Direct Routing voice quality and features deep dive
Microsoft Teams is renowned for its all-encompassing offering, and the fact that it brings so many different functions under one (virtual) umbrella. Direct Routing allows you to take full advantage of Teams’ functionality while also allowing you to make high-quality calls over the cloud and cut your phone bills substantially.
Why do you need enterprise-grade telephony? Businesses tend to make a higher frequency of simultaneous long-distance and international calls than residential VoIP users. Large organisations often need advanced call management, mobility and other special features geared towards improving efficiencies and service delivery.
RingCentral’s cloud telephony service is well established and recognised as a leader in the industry. Built-in features such as caller ID and call recording help streamline the end-user experience and eliminate the hassles and wasted time of native standalone apps.
Direct Routing with RingCentral can offer you more detailed call monitoring and reporting, giving you deeper insights into how your phone system is working. With Microsoft Teams, data is restricted to that obtained via the Microsoft client and its related tools.

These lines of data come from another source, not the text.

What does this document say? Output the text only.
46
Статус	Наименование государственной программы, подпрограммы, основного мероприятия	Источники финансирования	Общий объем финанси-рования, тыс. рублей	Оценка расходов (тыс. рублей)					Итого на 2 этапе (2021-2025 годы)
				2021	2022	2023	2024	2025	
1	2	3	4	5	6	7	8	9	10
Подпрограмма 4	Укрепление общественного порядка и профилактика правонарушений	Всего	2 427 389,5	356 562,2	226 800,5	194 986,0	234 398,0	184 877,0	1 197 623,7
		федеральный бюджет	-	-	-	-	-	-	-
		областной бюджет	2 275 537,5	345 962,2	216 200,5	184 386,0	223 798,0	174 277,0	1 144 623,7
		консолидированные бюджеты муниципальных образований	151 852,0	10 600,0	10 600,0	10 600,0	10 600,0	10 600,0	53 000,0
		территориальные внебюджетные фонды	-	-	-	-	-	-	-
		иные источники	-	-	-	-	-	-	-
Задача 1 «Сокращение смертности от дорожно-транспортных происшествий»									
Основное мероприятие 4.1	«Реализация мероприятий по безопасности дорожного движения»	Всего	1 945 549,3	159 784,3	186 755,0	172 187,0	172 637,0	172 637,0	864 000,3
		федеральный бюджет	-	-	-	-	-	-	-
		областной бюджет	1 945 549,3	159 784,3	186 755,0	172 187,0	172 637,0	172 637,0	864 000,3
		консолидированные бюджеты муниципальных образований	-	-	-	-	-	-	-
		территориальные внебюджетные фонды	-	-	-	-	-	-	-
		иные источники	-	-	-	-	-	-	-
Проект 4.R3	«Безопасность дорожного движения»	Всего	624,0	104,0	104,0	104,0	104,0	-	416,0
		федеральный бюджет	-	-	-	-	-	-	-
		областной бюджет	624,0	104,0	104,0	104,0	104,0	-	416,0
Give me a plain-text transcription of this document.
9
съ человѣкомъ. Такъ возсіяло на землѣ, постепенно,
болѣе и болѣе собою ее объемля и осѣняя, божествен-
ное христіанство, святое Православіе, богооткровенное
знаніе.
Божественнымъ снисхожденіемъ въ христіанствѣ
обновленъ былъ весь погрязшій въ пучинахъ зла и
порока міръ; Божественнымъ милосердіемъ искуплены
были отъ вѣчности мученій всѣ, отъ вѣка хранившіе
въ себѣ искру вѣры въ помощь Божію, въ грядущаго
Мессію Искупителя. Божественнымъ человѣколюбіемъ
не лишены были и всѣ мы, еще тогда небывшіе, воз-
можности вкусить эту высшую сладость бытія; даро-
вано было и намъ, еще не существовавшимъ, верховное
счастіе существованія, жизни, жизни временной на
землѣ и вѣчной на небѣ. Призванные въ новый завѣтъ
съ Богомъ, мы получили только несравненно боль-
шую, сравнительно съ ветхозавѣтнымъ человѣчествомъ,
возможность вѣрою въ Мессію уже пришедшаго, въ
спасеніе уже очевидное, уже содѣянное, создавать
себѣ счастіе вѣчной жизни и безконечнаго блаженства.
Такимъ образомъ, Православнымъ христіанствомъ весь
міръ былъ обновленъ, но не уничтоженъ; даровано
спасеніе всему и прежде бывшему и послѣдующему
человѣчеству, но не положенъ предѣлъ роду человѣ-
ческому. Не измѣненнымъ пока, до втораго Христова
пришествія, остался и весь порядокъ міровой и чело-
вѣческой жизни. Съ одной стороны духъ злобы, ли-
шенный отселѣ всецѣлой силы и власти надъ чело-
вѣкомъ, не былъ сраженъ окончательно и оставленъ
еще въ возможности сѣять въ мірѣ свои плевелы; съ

A Direct Routing session border controller, however, is positioned between the Microsoft client, its endpoint devices, and your PSTN or SIP trunk provider. This provides much more data and allows you to keep a very close watch on call quality and consistency.
Furthermore, call media can be directly routed to your certified SBC (and away from Microsoft’s own data centers), decreasing the amount of network traffic while simultaneously improving call quality.
Another advantage is that your migration to Direct Routing from a PBX-based set-up can be done in phases. You can migrate users in groups or individually depending on what’s most convenient for your organisation. You should discuss your needs with your chosen provider so that they can undertake the migration process in a way that works for you and keeps disruption to a minimum.
In an economy that’s becoming more global all the time, enterprises need secure, stable, and reliable communication arrangements. The workers of today need to be able to communicate wherever they are, and on a plethora of different devices. Direct Routing is enabling them to do this, and in doing so it’s helping us all adjust to remote working.
It seems safe to conclude that remote working is here to stay, and the shift is accelerating. As businesses and public sector bodies alike adjust to this new normal, it seems as sure that more of them will find Direct Routing the ideal solution for their needs and their budget.